In London I visited The Chapel of St George and the English Martyrs at Westminster Cathedral which commemorates so many of those martyrs. I was also starting to understand WHY so many Catholics in England appeared to worship so awkwardly, apologetically, and accidentally. There was more than one occasion when I thought clergy and parishioners had one eye over their shoulder half expecting the monarch (or a Lollard) to strip the altar.
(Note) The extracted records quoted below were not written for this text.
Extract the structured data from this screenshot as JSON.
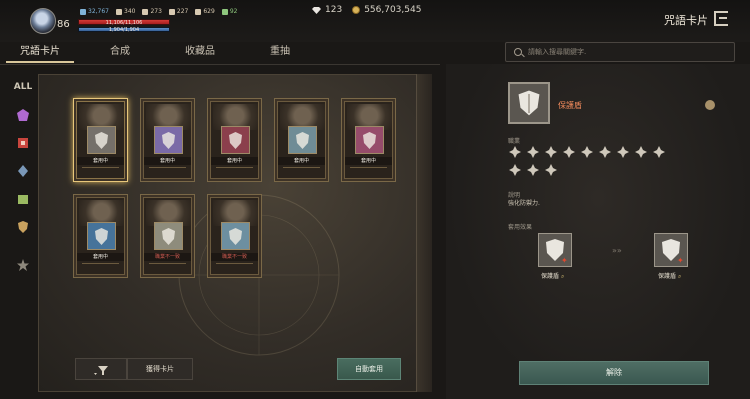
{
  "header": {
    "level": "86",
    "stats": [
      {
        "icon": "sword-icon",
        "value": "32,767",
        "color": "#7fb3d8"
      },
      {
        "icon": "fist-icon",
        "value": "340",
        "color": "#d7c9b1"
      },
      {
        "icon": "shield-icon",
        "value": "273",
        "color": "#d7c9b1"
      },
      {
        "icon": "wing-icon",
        "value": "227",
        "color": "#d7c9b1"
      },
      {
        "icon": "hand-icon",
        "value": "629",
        "color": "#d7c9b1"
      },
      {
        "icon": "leaf-icon",
        "value": "92",
        "color": "#8ec77d"
      }
    ],
    "hp_text": "11,106/11,106",
    "hp_fraction": 1.0,
    "mp_text": "1,904/1,904",
    "mp_fraction": 1.0,
    "currency": [
      {
        "icon": "diamond-icon",
        "value": "123"
      },
      {
        "icon": "gold-coin-icon",
        "value": "556,703,545"
      }
    ],
    "title": "咒語卡片"
  },
  "tabs": [
    "咒語卡片",
    "合成",
    "收藏品",
    "重抽"
  ],
  "active_tab": 0,
  "sidebar": [
    {
      "name": "sidebar-all",
      "label": "ALL",
      "color": "#d8cfc0"
    },
    {
      "name": "sidebar-gem-purple",
      "icon": "gem-icon",
      "color": "#b06ad1"
    },
    {
      "name": "sidebar-emblem-red",
      "icon": "emblem-icon",
      "color": "#c9463e"
    },
    {
      "name": "sidebar-rune-blue",
      "icon": "rune-icon",
      "color": "#7a98b8"
    },
    {
      "name": "sidebar-crest-green",
      "icon": "crest-icon",
      "color": "#9bba62"
    },
    {
      "name": "sidebar-shield-gold",
      "icon": "shield-icon",
      "color": "#c9a25f"
    },
    {
      "name": "sidebar-star-gray",
      "icon": "star-icon",
      "color": "#8e887c"
    }
  ],
  "cards": [
    {
      "status": "套用中",
      "state": "on",
      "art_color": "#75706a",
      "symbol": "shield-icon",
      "selected": true
    },
    {
      "status": "套用中",
      "state": "on",
      "art_color": "#7a6aa7",
      "symbol": "wind-icon"
    },
    {
      "status": "套用中",
      "state": "on",
      "art_color": "#8b3f4c",
      "symbol": "claw-icon"
    },
    {
      "status": "套用中",
      "state": "on",
      "art_color": "#6f8c96",
      "symbol": "burst-icon"
    },
    {
      "status": "套用中",
      "state": "on",
      "art_color": "#964c6a",
      "symbol": "crescent-icon"
    },
    {
      "status": "套用中",
      "state": "on",
      "art_color": "#46739a",
      "symbol": "slash-icon"
    },
    {
      "status": "職業不一致",
      "state": "off",
      "art_color": "#8e8c7c",
      "symbol": "wings-icon"
    },
    {
      "status": "職業不一致",
      "state": "off",
      "art_color": "#6d8fa0",
      "symbol": "blades-icon"
    }
  ],
  "buttons": {
    "filter": "filter-icon",
    "get_cards": "獲得卡片",
    "auto_equip": "自動套用",
    "unequip": "解除"
  },
  "search": {
    "placeholder": "請輸入搜尋關鍵字."
  },
  "detail": {
    "name": "保護盾",
    "class_label": "職業",
    "class_icons": [
      "sword-icon",
      "cross-icon",
      "gear-icon",
      "bow-icon",
      "wing-icon",
      "spear-icon",
      "claw-icon",
      "star-icon",
      "orb-icon",
      "flower-icon",
      "dagger-icon",
      "scythe-icon"
    ],
    "desc_label": "說明",
    "desc": "強化防禦力.",
    "effect_label": "套用效果",
    "effect_from": "保護盾",
    "effect_to": "保護盾",
    "arrow": "»»"
  }
}
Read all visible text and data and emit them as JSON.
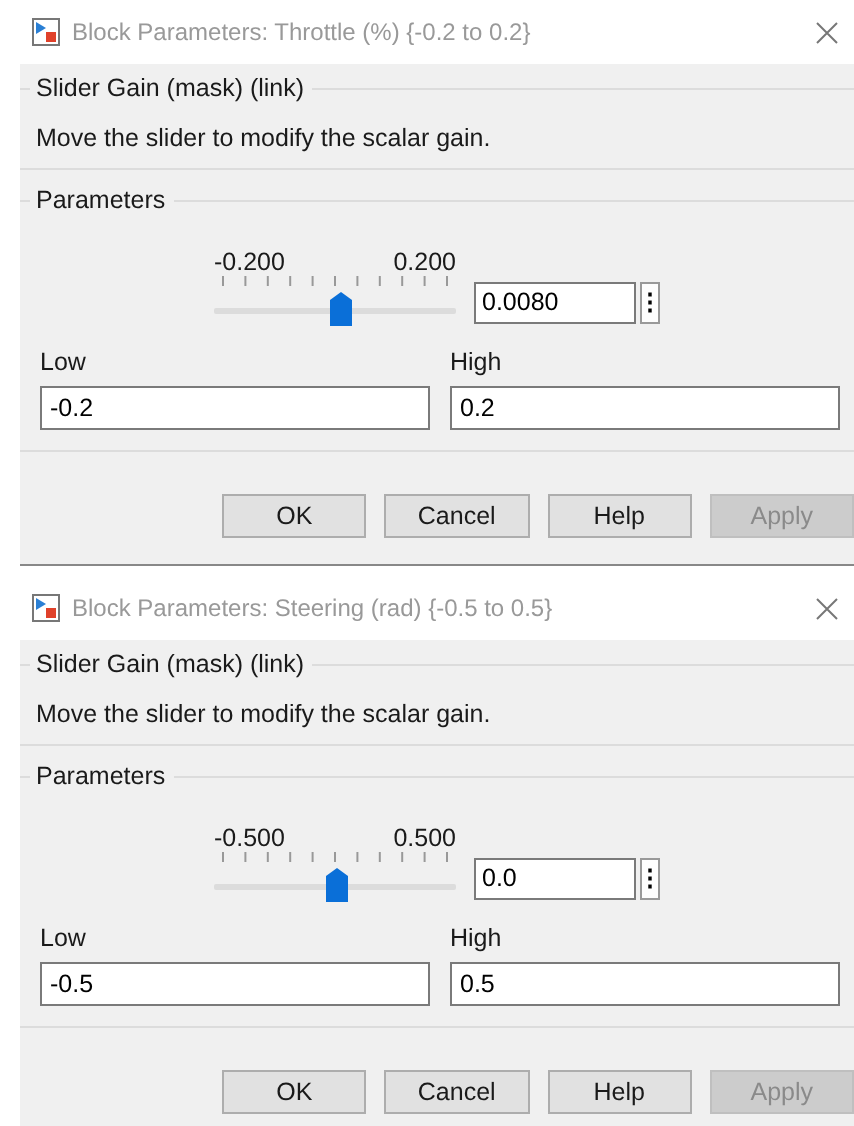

What I witnessed was the bravery of Catholics in almost every generation. The Church of England cathedrals are just museums now and many parish churches are shuttered or are coffee / community centers. There is a coldness and desperation in those once holy places now devoid of consecrated altars. What has been left is man trying to fill that vacuum with his own holy objects (usually hideous art that tries in vain to lift man to God-like status) or substitutes like earth worship. The faith though is very much alive in those Catholic parishes I visited every Sunday on those weekend trips.

Related
The Catholic Heart of England
Some of My Best Friends Are Paintings (The Imaginative Conservative)
2 Mc 7:1-2, 9-14

¹Royal blood ran in the Mortimers’ veins: blood which, if their family tree was to be believed, flowed from Cadwaladr, the great king of British pre-history, through the peerless Edward III to Richard of York and his heirs. But sixty years previously, that line had been usurped. When Henry IV deposed Richard II in 1399, he became the first king of the house of Lancaster. Source: The Brothers York by Thomas Penn
²Edward the Confessor will have his own post.